Осталось сказать о самых последних месяцах. Вернее, кое-что добавить к тому, о чем написал отец. Незадолго до поездки в Карловы Вары они с Авербахом ходили к художнику Михаилу Карасику[118]. В коммунальной квартире, где он жил, в коридоре стоял «Ундервуд». Машинка находилась еще здесь, но явно по пути на помойку.

Перед этой машинкой Авербах едва не застыл. Вот что он искал для «Белой гвардии»! Вряд ли роль предполагалась значительная, но, как уже сказано, для него не существовало ничего неважного.

Следующий сюжет будет о предмете еще более несерьезном. О глиняных горшочках. Моя мама говорила, что по размеру они должны быть не больше фаланги пальца. В течение нескольких десятилетий ее собрание этих мелких вещиц разрослось настолько, что заняло все стены на кухне.

Не буду настаивать на том, что Сретенский из «Монолога» подражал моей маме, но Авербах явно сочувствовал ее увлечению. Как мог, пополнял коллекцию. Это было непросто прежде всего потому, что требования предъявлялись серьезные. Новые экземпляры должны были отличаться от тех, что уже имелись в собрании.

Как рассказано в дневнике, Авербах что-то привез не только из Мексики, но из последней поездки в Карловы Вары (запись от 11.4.86). Уже никто не скажет, какие кувшинчики – те самые. Впрочем, дело не в конкретике, а в жесте. В том, что можно тяжело заболеть – и в то же время помнить о самых мелких своих долгах.

Каждому по-своему видится его уход. Одному напоследок досталась фраза, другому – выражение лица. Мы получили эти горшочки. Хотя они растворились в домашнем космосе, но не исчезли, а навсегда остались предметом гордости и главным капиталом.

Какой из этого следует вывод? Он был, как говорилось, решительным – и в то же время трогательным. Чаще всего бывает или одно, или другое, но у него эти качества сосуществовали.

Наверное, на этом следовало бы закончить предисловие, но я все же продолжу.

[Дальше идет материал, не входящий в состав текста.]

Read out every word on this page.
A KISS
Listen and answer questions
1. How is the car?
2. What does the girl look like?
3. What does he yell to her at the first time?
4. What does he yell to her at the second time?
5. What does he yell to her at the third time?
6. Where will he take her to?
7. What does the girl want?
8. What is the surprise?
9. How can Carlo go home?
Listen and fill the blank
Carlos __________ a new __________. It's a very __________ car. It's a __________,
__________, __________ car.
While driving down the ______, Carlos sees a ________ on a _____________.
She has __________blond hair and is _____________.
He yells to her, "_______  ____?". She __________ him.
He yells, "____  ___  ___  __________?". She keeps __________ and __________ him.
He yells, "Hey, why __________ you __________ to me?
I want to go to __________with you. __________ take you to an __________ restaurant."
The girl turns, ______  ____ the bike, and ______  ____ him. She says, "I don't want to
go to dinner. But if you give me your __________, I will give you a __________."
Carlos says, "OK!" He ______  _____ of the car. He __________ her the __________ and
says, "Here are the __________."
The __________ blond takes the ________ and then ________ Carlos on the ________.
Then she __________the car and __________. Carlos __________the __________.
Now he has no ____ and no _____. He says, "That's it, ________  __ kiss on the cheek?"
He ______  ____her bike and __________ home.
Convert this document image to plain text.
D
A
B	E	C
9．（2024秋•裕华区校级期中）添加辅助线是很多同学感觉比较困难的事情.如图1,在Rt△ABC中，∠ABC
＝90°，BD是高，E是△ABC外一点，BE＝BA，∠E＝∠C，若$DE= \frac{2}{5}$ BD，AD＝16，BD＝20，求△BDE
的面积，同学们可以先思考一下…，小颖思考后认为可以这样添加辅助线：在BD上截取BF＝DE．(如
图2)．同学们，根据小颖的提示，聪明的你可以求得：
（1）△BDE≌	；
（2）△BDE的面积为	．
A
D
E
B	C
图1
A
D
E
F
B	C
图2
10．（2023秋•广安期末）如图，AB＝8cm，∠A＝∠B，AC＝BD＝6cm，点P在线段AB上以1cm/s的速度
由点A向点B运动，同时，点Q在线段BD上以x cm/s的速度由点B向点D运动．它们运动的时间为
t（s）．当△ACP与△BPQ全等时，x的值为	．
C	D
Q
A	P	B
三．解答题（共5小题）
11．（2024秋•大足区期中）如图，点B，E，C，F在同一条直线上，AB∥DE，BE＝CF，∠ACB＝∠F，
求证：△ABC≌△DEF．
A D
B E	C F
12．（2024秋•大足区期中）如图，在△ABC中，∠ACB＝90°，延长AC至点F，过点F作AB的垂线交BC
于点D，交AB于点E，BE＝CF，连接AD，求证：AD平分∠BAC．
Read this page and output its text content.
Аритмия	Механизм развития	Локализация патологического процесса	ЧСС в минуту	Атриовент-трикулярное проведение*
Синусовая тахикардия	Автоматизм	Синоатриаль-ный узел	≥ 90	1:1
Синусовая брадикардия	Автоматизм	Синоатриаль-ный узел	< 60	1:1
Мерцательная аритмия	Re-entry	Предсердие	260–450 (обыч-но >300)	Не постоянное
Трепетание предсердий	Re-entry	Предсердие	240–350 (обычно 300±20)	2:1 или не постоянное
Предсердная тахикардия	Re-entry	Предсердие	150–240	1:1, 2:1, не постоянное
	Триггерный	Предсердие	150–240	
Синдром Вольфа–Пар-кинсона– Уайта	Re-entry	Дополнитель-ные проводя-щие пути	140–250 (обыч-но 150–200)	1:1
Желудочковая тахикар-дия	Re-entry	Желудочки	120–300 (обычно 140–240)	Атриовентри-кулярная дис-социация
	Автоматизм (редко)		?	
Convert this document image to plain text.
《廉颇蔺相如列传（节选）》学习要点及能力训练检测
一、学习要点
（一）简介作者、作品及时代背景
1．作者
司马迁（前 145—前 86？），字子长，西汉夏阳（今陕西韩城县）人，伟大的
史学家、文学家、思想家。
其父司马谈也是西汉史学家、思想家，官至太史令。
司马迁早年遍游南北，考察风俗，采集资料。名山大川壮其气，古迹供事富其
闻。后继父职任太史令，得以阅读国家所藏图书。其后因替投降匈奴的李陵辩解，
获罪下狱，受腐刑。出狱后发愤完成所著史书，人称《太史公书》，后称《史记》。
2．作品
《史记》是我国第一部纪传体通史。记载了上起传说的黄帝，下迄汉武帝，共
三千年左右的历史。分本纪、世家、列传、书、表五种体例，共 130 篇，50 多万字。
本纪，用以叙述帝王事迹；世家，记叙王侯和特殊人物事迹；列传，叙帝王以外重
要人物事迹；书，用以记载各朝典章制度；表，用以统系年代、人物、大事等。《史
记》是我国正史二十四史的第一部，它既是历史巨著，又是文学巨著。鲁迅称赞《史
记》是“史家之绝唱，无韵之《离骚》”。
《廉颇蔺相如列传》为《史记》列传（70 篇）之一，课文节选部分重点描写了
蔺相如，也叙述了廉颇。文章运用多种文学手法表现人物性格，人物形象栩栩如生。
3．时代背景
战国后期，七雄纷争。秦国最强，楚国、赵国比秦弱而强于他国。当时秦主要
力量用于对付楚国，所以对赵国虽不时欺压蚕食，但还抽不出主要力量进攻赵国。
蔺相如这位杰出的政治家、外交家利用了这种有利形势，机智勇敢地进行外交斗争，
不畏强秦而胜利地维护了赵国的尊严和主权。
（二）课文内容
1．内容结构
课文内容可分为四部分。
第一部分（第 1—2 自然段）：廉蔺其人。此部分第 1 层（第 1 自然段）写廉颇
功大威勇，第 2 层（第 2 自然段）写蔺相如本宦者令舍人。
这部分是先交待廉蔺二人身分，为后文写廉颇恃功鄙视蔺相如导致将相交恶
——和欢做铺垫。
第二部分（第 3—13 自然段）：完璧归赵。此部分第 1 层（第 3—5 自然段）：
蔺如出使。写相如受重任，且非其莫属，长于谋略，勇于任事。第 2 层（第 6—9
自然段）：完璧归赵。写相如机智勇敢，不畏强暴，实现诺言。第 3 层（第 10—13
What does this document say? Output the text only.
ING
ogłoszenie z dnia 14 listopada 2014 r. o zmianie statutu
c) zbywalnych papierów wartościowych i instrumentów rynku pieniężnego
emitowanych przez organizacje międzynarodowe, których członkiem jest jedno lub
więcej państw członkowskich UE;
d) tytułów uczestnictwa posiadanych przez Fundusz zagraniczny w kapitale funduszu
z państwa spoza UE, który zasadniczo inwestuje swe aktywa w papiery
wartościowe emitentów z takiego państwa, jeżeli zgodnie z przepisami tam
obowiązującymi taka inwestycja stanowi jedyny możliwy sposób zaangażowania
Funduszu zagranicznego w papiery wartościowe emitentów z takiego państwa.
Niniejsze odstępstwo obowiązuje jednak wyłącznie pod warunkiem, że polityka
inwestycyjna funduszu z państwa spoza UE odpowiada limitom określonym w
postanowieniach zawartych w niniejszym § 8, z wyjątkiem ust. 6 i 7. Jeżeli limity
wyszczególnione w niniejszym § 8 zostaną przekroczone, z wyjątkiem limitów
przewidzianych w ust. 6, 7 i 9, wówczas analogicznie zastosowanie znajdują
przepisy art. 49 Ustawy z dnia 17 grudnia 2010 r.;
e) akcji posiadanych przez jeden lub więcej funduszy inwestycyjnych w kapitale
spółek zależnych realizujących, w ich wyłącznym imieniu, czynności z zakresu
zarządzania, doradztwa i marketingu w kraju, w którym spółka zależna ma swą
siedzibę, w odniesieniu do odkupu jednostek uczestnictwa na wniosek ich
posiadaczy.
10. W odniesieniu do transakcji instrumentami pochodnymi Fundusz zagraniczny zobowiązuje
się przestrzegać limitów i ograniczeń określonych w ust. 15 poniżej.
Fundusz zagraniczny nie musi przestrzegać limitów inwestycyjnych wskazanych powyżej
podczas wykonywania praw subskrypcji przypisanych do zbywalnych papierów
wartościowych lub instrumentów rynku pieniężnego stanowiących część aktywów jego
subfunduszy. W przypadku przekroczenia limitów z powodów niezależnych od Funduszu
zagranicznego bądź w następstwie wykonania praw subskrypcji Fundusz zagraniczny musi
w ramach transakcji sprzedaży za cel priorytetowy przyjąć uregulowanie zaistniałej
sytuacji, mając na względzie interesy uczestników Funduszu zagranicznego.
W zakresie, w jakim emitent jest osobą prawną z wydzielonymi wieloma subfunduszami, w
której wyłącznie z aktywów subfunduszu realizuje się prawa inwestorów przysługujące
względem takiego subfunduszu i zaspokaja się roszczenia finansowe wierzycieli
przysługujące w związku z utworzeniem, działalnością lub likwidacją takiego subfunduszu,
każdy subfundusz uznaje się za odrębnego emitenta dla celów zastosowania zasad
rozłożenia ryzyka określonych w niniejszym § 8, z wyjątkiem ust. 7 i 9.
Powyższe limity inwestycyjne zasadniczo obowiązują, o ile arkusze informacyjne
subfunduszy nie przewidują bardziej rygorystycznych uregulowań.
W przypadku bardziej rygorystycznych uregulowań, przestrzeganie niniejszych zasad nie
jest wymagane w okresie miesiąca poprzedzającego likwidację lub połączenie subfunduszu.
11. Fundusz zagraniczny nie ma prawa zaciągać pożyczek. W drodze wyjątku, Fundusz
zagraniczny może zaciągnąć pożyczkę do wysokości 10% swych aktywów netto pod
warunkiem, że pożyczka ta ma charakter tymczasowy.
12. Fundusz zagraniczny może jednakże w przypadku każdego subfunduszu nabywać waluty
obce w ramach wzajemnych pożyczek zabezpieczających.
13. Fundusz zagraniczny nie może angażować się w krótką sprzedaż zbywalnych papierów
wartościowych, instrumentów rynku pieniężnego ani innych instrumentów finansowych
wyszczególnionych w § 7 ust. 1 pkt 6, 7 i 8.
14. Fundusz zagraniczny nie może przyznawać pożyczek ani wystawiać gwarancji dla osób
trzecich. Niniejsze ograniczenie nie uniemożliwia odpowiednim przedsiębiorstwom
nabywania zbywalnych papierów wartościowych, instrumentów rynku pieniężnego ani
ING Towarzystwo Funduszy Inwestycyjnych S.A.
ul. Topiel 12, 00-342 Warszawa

Тем более что запись от 22.3.91 появляется вдогонку воспоминаниям об Авербахе.

Это Илья Александрович просил отца познакомить с Гором своего друга Леннарта Мери[119]. Впрочем, главное то, что текст связывает две эпохи. Ту, в которой жил режиссер, и другую, в которой его непоставленные фильм и спектакль о людях Серебряного века могли иметь настоящий успех.

Вроде бы заодно упомянутый Леннарт Мери это подтверждает. Можно ли было представить, что скромный редактор таллиннской студии станет первым президентом независимой Эстонии?.. Начиналась эпоха «экшена», самых неожиданных событий и поворотов, Как мы помним, Авербах мечтал об этом жанре, но тоже не успел.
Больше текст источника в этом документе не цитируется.